M. MONICA ZAMORA, Judge

WE CONCUR:

JULIE J. VARGAS, Judge

JACQUELINE R. MEDINA, Judge



[1]It does not appear there was any evidence presented of this practice; however, this finding is not challenged by Defendant. Consequently, this unchallenged finding is binding on appeal. See Robey v. Parnell, 2017-NMCA-038, ¶ 22, 392 P.3d 642 (“An unchallenged finding of the trial court is binding on appeal.” (internal quotation marks and citation omitted)).
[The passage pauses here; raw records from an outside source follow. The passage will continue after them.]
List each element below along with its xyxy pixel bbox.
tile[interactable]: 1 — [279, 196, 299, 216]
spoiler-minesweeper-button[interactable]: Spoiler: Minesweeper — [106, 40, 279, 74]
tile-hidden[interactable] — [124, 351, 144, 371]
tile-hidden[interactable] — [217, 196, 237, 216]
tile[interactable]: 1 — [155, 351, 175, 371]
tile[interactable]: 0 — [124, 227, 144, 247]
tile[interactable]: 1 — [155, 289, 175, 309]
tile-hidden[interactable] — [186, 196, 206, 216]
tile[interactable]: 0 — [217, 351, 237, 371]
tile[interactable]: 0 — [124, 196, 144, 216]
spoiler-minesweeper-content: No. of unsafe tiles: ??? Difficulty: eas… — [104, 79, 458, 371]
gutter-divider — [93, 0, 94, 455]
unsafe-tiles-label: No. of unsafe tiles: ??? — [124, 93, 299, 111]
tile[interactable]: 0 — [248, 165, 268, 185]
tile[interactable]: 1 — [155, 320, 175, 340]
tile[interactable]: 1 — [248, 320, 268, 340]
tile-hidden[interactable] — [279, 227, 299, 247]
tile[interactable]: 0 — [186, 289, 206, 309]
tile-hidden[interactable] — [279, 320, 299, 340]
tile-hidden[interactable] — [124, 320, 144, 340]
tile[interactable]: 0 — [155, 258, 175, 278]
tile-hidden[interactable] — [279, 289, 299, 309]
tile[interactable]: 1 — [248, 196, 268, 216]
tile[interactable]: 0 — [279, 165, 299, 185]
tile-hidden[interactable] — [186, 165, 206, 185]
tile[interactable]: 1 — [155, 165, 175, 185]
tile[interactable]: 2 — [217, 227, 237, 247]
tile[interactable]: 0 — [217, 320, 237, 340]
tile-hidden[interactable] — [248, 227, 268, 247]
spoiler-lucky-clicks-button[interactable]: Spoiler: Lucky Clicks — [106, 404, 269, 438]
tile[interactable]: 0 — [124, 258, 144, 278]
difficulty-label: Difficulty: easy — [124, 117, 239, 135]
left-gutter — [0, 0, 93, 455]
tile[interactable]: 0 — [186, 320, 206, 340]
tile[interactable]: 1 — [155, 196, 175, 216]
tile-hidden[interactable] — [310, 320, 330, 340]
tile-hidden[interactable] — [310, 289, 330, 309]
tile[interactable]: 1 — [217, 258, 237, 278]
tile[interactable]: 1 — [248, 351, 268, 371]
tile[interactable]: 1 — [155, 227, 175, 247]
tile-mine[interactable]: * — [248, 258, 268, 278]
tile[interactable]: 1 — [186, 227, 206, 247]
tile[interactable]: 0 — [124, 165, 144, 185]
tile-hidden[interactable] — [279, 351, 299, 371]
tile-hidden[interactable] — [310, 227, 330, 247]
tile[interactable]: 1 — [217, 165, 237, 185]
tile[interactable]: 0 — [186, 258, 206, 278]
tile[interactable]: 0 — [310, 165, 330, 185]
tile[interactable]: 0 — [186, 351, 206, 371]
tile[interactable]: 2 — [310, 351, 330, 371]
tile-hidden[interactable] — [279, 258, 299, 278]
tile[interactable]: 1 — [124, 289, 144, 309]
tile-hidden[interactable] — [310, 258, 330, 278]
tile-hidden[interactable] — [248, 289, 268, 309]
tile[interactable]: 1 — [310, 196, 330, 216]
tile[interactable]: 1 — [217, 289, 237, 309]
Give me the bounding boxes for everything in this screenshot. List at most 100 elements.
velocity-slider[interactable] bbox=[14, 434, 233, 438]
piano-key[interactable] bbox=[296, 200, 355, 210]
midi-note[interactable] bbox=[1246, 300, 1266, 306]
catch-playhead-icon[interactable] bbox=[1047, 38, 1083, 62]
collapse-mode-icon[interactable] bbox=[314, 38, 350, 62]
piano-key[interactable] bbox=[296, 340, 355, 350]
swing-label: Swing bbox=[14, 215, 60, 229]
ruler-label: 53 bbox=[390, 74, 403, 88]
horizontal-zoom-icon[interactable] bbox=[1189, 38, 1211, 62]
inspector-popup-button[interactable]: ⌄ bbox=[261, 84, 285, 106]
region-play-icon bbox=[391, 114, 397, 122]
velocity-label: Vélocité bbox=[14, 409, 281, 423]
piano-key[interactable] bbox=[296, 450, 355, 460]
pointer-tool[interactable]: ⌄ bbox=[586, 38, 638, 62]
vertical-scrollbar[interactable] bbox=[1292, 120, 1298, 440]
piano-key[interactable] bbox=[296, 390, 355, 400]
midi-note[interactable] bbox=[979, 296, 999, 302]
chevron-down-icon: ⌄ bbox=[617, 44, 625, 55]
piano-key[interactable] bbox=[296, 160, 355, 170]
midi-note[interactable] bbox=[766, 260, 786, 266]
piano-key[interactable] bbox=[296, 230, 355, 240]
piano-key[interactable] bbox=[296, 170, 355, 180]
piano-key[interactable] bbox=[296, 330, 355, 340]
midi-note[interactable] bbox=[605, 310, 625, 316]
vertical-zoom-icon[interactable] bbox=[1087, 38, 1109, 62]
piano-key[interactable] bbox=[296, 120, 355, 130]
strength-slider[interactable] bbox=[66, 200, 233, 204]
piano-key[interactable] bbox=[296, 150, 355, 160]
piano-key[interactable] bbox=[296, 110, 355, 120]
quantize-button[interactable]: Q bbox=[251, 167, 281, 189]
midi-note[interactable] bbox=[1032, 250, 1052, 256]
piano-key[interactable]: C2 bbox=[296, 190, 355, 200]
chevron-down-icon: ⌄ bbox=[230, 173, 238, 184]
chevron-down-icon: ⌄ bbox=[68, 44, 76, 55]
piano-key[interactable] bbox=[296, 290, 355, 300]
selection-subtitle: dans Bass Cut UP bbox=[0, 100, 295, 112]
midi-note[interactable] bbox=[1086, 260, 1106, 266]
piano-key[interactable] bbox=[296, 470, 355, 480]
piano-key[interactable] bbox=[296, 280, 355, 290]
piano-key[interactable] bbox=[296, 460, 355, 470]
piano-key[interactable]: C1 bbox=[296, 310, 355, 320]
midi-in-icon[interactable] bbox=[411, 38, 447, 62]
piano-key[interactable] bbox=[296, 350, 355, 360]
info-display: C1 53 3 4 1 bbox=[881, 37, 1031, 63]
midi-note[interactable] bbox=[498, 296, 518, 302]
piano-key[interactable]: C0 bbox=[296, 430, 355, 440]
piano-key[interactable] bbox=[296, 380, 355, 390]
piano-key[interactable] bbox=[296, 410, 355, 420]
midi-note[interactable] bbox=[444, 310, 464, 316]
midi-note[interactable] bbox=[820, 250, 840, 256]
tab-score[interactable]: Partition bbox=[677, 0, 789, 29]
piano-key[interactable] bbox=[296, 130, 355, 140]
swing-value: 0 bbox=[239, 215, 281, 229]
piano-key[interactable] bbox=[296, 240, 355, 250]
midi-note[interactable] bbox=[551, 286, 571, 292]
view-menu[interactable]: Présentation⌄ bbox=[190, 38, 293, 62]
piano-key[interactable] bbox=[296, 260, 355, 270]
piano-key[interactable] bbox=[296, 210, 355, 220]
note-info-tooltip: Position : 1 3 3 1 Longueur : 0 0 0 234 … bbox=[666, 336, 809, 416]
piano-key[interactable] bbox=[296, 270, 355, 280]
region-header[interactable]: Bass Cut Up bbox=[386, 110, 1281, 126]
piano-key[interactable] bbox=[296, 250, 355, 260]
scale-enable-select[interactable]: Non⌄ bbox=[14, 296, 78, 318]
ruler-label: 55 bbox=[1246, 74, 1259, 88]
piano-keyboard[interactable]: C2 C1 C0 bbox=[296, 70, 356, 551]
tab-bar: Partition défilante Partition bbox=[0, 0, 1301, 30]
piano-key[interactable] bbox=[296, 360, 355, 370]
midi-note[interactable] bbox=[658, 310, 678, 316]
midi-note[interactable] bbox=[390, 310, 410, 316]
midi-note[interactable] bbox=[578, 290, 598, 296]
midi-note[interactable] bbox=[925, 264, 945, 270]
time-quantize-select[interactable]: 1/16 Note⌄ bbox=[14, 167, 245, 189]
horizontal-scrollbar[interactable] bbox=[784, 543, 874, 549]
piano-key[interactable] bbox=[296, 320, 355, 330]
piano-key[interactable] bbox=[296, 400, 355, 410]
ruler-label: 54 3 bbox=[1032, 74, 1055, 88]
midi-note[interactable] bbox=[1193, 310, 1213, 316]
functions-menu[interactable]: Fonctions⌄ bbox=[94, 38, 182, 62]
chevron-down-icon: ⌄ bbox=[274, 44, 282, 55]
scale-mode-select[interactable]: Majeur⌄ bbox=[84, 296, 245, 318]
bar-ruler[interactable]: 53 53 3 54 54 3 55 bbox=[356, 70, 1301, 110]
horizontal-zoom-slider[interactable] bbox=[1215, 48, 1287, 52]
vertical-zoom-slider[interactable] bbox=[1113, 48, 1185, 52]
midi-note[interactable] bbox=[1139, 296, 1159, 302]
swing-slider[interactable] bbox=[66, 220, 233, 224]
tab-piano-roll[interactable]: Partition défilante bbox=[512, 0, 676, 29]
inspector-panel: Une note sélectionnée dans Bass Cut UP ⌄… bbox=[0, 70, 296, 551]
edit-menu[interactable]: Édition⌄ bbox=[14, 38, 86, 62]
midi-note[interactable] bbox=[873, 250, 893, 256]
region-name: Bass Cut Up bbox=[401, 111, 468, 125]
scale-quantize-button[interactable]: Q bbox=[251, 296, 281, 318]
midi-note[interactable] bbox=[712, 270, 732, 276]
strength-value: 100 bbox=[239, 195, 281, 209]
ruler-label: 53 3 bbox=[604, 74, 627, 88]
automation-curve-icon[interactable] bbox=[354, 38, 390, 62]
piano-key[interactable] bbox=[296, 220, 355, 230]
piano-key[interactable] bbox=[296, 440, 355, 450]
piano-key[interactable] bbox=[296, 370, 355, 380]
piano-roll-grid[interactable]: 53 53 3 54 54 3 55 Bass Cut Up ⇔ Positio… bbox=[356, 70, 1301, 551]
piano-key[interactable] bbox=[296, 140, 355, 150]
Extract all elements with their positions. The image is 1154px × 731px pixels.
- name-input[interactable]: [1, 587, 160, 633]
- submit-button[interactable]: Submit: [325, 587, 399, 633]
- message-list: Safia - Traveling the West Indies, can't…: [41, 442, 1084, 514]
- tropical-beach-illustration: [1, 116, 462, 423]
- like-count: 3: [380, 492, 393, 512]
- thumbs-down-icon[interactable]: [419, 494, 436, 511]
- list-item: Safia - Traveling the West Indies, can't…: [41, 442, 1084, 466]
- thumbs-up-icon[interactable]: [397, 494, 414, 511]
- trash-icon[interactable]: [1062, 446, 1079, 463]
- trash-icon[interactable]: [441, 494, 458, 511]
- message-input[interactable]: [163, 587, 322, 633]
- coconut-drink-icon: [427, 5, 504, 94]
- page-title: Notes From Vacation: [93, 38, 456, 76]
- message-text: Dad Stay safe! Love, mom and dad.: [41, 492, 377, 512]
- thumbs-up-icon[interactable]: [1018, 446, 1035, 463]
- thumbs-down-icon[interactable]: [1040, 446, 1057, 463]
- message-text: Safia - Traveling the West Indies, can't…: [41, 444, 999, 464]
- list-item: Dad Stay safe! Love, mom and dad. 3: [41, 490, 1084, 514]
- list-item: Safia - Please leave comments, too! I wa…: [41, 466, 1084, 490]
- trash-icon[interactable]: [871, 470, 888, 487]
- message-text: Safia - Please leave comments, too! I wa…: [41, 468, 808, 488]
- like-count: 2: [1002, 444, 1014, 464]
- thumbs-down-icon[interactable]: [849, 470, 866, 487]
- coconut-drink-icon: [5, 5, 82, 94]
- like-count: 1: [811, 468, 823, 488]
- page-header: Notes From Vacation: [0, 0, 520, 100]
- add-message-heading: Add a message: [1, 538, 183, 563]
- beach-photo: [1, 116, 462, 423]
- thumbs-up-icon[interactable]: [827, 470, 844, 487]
[2]Defendant argues that the seizure was unreasonable under both the United States Constitution and the New Mexico Constitution. “We have defined and applied the reasonable suspicion standard in the same way when conducting both Fourth Amendment and Article II, Section 10 analyses.” State v. Yazzie, 2016-NMSC-026, ¶ 38, 376 P.3d 858. “[O]ur case law is clear that the New Mexico Constitution affords no greater protection against investigatory traffic stops than does the Fourth Amendment.”  State v. Farish, 2018-NMCA-003, ¶ 20, 410 P.3d 239, cert. granted, 2017-NMCERT-___, (No. S-1-SC-36638, Oct. 10, 2017). We therefore do not treat the claims differently.